Profits of Drug Fair Inc. dropped sharply in the latest quarter because economic conditions and tough competition forced the chain to step up its advertising and price-cutting promotions, Chairman Milton Elsburg reported yesterday.

Drug Fair posted earnings of $178,000 (10 cents a share) for the three months ended Oct. 25 compared with a profit of $315,000 (18 cents) from continuing operations in the same period a year ago. Last year Drug Fair also reported a loss of $69,000 (4 cents) from its Scoops ice cream and snack shops, which reduced net earnings to $246,000 (14 cents).

Elsberg said the dip in profits was due to "increased promotional activity and consequent lower realized margins."

"We are determined not to let anyone cut into our share of the market," added Elsberg. The costly sales promotions helped produce a 9.8 percent increase in Drug Fair's sales for the quarter to $69.3 million from $63.1 million.

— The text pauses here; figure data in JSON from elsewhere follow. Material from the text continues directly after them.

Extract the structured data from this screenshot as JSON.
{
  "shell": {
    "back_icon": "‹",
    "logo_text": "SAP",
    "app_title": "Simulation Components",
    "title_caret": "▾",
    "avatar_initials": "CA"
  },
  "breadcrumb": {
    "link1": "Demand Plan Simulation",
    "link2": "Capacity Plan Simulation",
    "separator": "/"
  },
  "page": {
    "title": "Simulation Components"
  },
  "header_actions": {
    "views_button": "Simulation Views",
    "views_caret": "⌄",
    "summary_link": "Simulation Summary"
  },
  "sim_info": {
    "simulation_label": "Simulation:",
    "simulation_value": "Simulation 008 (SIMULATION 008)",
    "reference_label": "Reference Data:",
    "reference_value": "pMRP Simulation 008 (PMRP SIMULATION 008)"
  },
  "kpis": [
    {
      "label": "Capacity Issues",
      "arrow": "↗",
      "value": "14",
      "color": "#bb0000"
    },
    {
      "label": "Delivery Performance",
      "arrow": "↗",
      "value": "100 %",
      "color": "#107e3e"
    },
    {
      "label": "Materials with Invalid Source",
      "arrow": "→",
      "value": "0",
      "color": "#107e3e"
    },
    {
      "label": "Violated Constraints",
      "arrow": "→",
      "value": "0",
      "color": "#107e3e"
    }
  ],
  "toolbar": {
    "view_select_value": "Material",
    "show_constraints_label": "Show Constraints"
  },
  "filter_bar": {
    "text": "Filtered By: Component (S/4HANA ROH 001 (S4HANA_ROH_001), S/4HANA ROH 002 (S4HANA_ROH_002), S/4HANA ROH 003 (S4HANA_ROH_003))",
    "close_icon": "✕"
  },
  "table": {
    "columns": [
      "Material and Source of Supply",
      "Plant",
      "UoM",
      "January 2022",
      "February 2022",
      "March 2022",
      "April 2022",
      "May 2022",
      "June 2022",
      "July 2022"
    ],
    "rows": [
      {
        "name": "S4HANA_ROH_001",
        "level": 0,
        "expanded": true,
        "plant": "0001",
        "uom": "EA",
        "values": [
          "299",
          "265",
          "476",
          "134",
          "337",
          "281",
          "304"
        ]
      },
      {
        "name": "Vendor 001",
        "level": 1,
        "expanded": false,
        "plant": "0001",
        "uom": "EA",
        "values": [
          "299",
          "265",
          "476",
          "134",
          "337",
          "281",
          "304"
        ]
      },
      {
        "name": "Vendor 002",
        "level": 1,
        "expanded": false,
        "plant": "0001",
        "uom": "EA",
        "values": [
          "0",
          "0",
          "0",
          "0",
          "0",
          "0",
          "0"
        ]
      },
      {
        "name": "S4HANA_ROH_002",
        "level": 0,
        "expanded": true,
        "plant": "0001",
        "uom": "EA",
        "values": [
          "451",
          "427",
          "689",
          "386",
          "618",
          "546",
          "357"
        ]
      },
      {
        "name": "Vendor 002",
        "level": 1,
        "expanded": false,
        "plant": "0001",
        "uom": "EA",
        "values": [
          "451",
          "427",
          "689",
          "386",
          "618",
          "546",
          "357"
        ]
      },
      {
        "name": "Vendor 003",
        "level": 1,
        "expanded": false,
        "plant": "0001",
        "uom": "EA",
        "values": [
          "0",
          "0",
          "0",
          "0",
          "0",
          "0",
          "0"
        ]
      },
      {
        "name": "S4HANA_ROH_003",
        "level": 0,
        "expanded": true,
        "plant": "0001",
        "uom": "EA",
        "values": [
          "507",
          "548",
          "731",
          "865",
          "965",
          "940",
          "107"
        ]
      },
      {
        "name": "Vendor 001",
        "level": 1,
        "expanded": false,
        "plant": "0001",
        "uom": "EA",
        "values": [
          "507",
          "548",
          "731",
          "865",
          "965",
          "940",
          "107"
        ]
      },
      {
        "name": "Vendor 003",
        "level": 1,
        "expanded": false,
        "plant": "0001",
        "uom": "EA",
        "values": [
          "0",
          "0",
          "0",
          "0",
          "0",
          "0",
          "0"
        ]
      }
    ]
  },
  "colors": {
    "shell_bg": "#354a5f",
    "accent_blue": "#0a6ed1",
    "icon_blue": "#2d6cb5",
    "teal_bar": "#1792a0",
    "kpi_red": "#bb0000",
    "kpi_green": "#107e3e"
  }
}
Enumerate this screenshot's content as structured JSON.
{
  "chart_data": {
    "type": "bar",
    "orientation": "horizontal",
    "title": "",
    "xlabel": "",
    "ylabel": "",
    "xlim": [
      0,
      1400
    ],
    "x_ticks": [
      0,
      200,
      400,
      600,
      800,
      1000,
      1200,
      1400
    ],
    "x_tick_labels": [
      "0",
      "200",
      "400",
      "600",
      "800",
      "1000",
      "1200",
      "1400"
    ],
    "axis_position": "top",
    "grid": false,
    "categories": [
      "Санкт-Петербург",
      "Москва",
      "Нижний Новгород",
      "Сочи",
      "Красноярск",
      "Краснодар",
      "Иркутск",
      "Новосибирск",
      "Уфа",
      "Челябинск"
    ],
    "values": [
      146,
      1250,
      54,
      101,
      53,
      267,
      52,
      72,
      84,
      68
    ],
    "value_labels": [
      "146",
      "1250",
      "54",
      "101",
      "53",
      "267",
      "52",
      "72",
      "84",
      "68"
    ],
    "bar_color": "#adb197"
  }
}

For the first nine months of its fiscal year, Drug Fair earned $746,000 (44 cents) on sales of $208.9 million. Last year's nine-month sales of $190.9 million produced profits of $169,000 (10 cents) from continuing operations and a net loss of $161,000 after deducting the cost of phasing out the Scoops operations.

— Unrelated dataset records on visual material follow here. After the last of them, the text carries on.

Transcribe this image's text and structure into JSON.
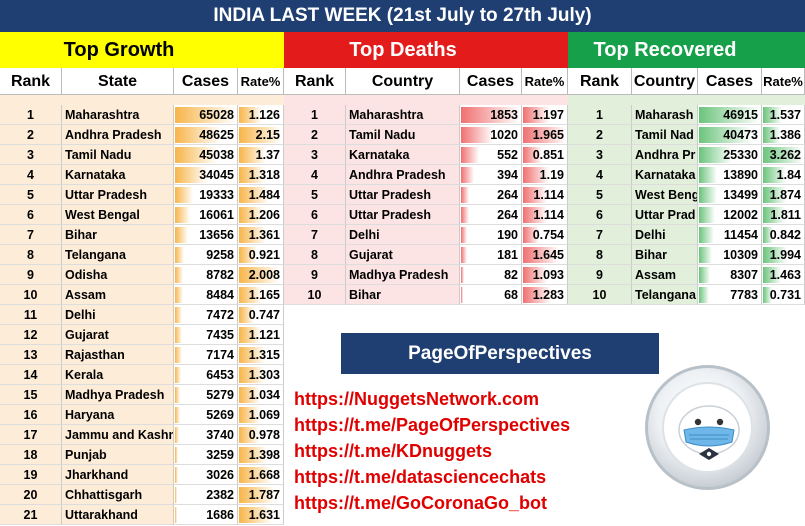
{
  "title": "INDIA LAST WEEK  (21st July to 27th July)",
  "sections": {
    "growth": "Top Growth",
    "deaths": "Top Deaths",
    "recovered": "Top Recovered"
  },
  "columns": {
    "growth": [
      "Rank",
      "State",
      "Cases",
      "Rate%"
    ],
    "deaths": [
      "Rank",
      "Country",
      "Cases",
      "Rate%"
    ],
    "recovered": [
      "Rank",
      "Country",
      "Cases",
      "Rate%"
    ]
  },
  "colors": {
    "title_bg": "#1f3f73",
    "growth_hdr": "#ffff00",
    "deaths_hdr": "#e31b1b",
    "recovered_hdr": "#16a04a",
    "growth_row": "#fdecd8",
    "deaths_row": "#fde4e4",
    "recovered_row": "#e2efdb",
    "growth_bar": "#f7b54a",
    "deaths_bar": "#f07070",
    "recovered_bar": "#6cc47c",
    "link": "#e00000"
  },
  "growth": [
    {
      "rank": "1",
      "name": "Maharashtra",
      "cases": "65028",
      "rate": "1.126"
    },
    {
      "rank": "2",
      "name": "Andhra Pradesh",
      "cases": "48625",
      "rate": "2.15"
    },
    {
      "rank": "3",
      "name": "Tamil Nadu",
      "cases": "45038",
      "rate": "1.37"
    },
    {
      "rank": "4",
      "name": "Karnataka",
      "cases": "34045",
      "rate": "1.318"
    },
    {
      "rank": "5",
      "name": "Uttar Pradesh",
      "cases": "19333",
      "rate": "1.484"
    },
    {
      "rank": "6",
      "name": "West Bengal",
      "cases": "16061",
      "rate": "1.206"
    },
    {
      "rank": "7",
      "name": "Bihar",
      "cases": "13656",
      "rate": "1.361"
    },
    {
      "rank": "8",
      "name": "Telangana",
      "cases": "9258",
      "rate": "0.921"
    },
    {
      "rank": "9",
      "name": "Odisha",
      "cases": "8782",
      "rate": "2.008"
    },
    {
      "rank": "10",
      "name": "Assam",
      "cases": "8484",
      "rate": "1.165"
    },
    {
      "rank": "11",
      "name": "Delhi",
      "cases": "7472",
      "rate": "0.747"
    },
    {
      "rank": "12",
      "name": "Gujarat",
      "cases": "7435",
      "rate": "1.121"
    },
    {
      "rank": "13",
      "name": "Rajasthan",
      "cases": "7174",
      "rate": "1.315"
    },
    {
      "rank": "14",
      "name": "Kerala",
      "cases": "6453",
      "rate": "1.303"
    },
    {
      "rank": "15",
      "name": "Madhya Pradesh",
      "cases": "5279",
      "rate": "1.034"
    },
    {
      "rank": "16",
      "name": "Haryana",
      "cases": "5269",
      "rate": "1.069"
    },
    {
      "rank": "17",
      "name": "Jammu and Kashm",
      "cases": "3740",
      "rate": "0.978"
    },
    {
      "rank": "18",
      "name": "Punjab",
      "cases": "3259",
      "rate": "1.398"
    },
    {
      "rank": "19",
      "name": "Jharkhand",
      "cases": "3026",
      "rate": "1.668"
    },
    {
      "rank": "20",
      "name": "Chhattisgarh",
      "cases": "2382",
      "rate": "1.787"
    },
    {
      "rank": "21",
      "name": "Uttarakhand",
      "cases": "1686",
      "rate": "1.631"
    }
  ],
  "deaths": [
    {
      "rank": "1",
      "name": "Maharashtra",
      "cases": "1853",
      "rate": "1.197"
    },
    {
      "rank": "2",
      "name": "Tamil Nadu",
      "cases": "1020",
      "rate": "1.965"
    },
    {
      "rank": "3",
      "name": "Karnataka",
      "cases": "552",
      "rate": "0.851"
    },
    {
      "rank": "4",
      "name": "Andhra Pradesh",
      "cases": "394",
      "rate": "1.19"
    },
    {
      "rank": "5",
      "name": "Uttar Pradesh",
      "cases": "264",
      "rate": "1.114"
    },
    {
      "rank": "6",
      "name": "Uttar Pradesh",
      "cases": "264",
      "rate": "1.114"
    },
    {
      "rank": "7",
      "name": "Delhi",
      "cases": "190",
      "rate": "0.754"
    },
    {
      "rank": "8",
      "name": "Gujarat",
      "cases": "181",
      "rate": "1.645"
    },
    {
      "rank": "9",
      "name": "Madhya Pradesh",
      "cases": "82",
      "rate": "1.093"
    },
    {
      "rank": "10",
      "name": "Bihar",
      "cases": "68",
      "rate": "1.283"
    }
  ],
  "recovered": [
    {
      "rank": "1",
      "name": "Maharash",
      "cases": "46915",
      "rate": "1.537"
    },
    {
      "rank": "2",
      "name": "Tamil Nad",
      "cases": "40473",
      "rate": "1.386"
    },
    {
      "rank": "3",
      "name": "Andhra Pr",
      "cases": "25330",
      "rate": "3.262"
    },
    {
      "rank": "4",
      "name": "Karnataka",
      "cases": "13890",
      "rate": "1.84"
    },
    {
      "rank": "5",
      "name": "West Beng",
      "cases": "13499",
      "rate": "1.874"
    },
    {
      "rank": "6",
      "name": "Uttar Prad",
      "cases": "12002",
      "rate": "1.811"
    },
    {
      "rank": "7",
      "name": "Delhi",
      "cases": "11454",
      "rate": "0.842"
    },
    {
      "rank": "8",
      "name": "Bihar",
      "cases": "10309",
      "rate": "1.994"
    },
    {
      "rank": "9",
      "name": "Assam",
      "cases": "8307",
      "rate": "1.463"
    },
    {
      "rank": "10",
      "name": "Telangana",
      "cases": "7783",
      "rate": "0.731"
    }
  ],
  "promo": {
    "brand": "PageOfPerspectives",
    "links": [
      "https://NuggetsNetwork.com",
      "https://t.me/PageOfPerspectives",
      "https://t.me/KDnuggets",
      "https://t.me/datasciencechats",
      "https://t.me/GoCoronaGo_bot"
    ],
    "logo_icon": "robot-with-mask-icon"
  }
}
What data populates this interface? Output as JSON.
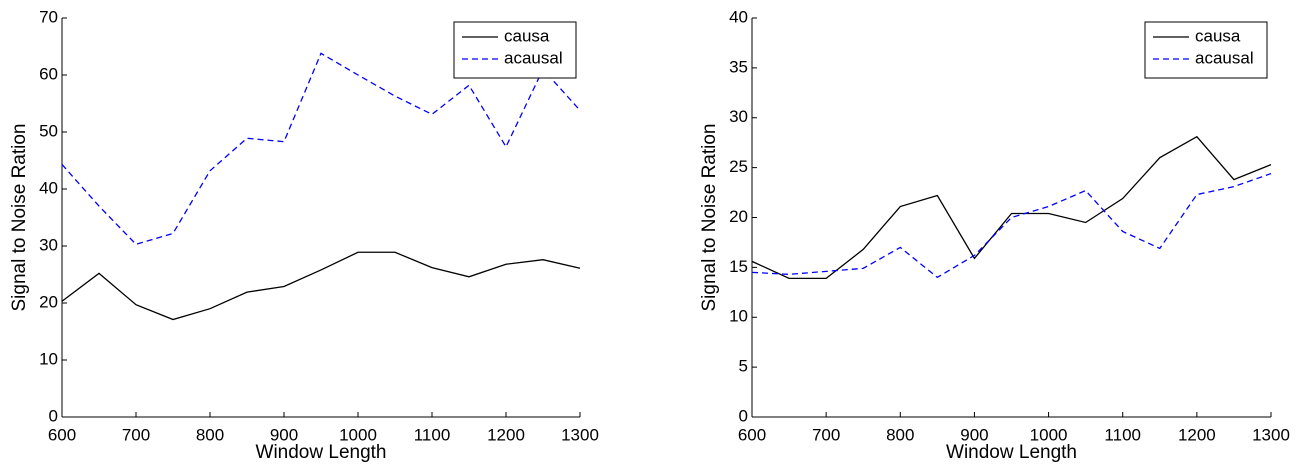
{
  "chart_data": [
    {
      "type": "line",
      "xlabel": "Window Length",
      "ylabel": "Signal to Noise Ration",
      "x": [
        600,
        650,
        700,
        750,
        800,
        850,
        900,
        950,
        1000,
        1050,
        1100,
        1150,
        1200,
        1250,
        1300
      ],
      "series": [
        {
          "name": "causa",
          "color": "#000000",
          "dash": "solid",
          "values": [
            20.3,
            25.2,
            19.7,
            17.1,
            19.0,
            21.9,
            22.9,
            25.8,
            28.9,
            28.9,
            26.2,
            24.6,
            26.8,
            27.6,
            26.1
          ]
        },
        {
          "name": "acausal",
          "color": "#0000ff",
          "dash": "dashed",
          "values": [
            44.3,
            37.0,
            30.3,
            32.2,
            43.2,
            48.9,
            48.3,
            63.8,
            60.0,
            56.3,
            53.1,
            58.2,
            47.4,
            61.0,
            53.8
          ]
        }
      ],
      "xlim": [
        600,
        1300
      ],
      "xticks": [
        600,
        700,
        800,
        900,
        1000,
        1100,
        1200,
        1300
      ],
      "ylim": [
        0,
        70
      ],
      "yticks": [
        0,
        10,
        20,
        30,
        40,
        50,
        60,
        70
      ],
      "legend": "upper right"
    },
    {
      "type": "line",
      "xlabel": "Window Length",
      "ylabel": "Signal to Noise Ration",
      "x": [
        600,
        650,
        700,
        750,
        800,
        850,
        900,
        950,
        1000,
        1050,
        1100,
        1150,
        1200,
        1250,
        1300
      ],
      "series": [
        {
          "name": "causa",
          "color": "#000000",
          "dash": "solid",
          "values": [
            15.6,
            13.9,
            13.9,
            16.8,
            21.1,
            22.2,
            15.9,
            20.4,
            20.4,
            19.5,
            21.9,
            26.0,
            28.1,
            23.8,
            25.3
          ]
        },
        {
          "name": "acausal",
          "color": "#0000ff",
          "dash": "dashed",
          "values": [
            14.5,
            14.3,
            14.6,
            14.9,
            17.0,
            14.0,
            16.2,
            20.0,
            21.1,
            22.7,
            18.6,
            16.9,
            22.3,
            23.1,
            24.4
          ]
        }
      ],
      "xlim": [
        600,
        1300
      ],
      "xticks": [
        600,
        700,
        800,
        900,
        1000,
        1100,
        1200,
        1300
      ],
      "ylim": [
        0,
        40
      ],
      "yticks": [
        0,
        5,
        10,
        15,
        20,
        25,
        30,
        35,
        40
      ],
      "legend": "upper right"
    }
  ]
}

Drug Fair's board yesterday declared its regular quarterly dividend of 10 cents a share payable March 2 to stockholders as of Feb. 13.

Penril Corp. of Rockville reported a 30 percent increase in profits for the first quarter of its fiscal year to $522,000 from $401,000 in the same period a year ago. Earnings per share fell to 26 cents from 30 cents, however, because the company issued a large block of new shares last July, increasing the number of outstanding by nearly 50 percent.

Revenues of the suburban electronics manufacturer increased 22 percent from $7.4 million to just over $9 million for the quarter ended Oct. 31.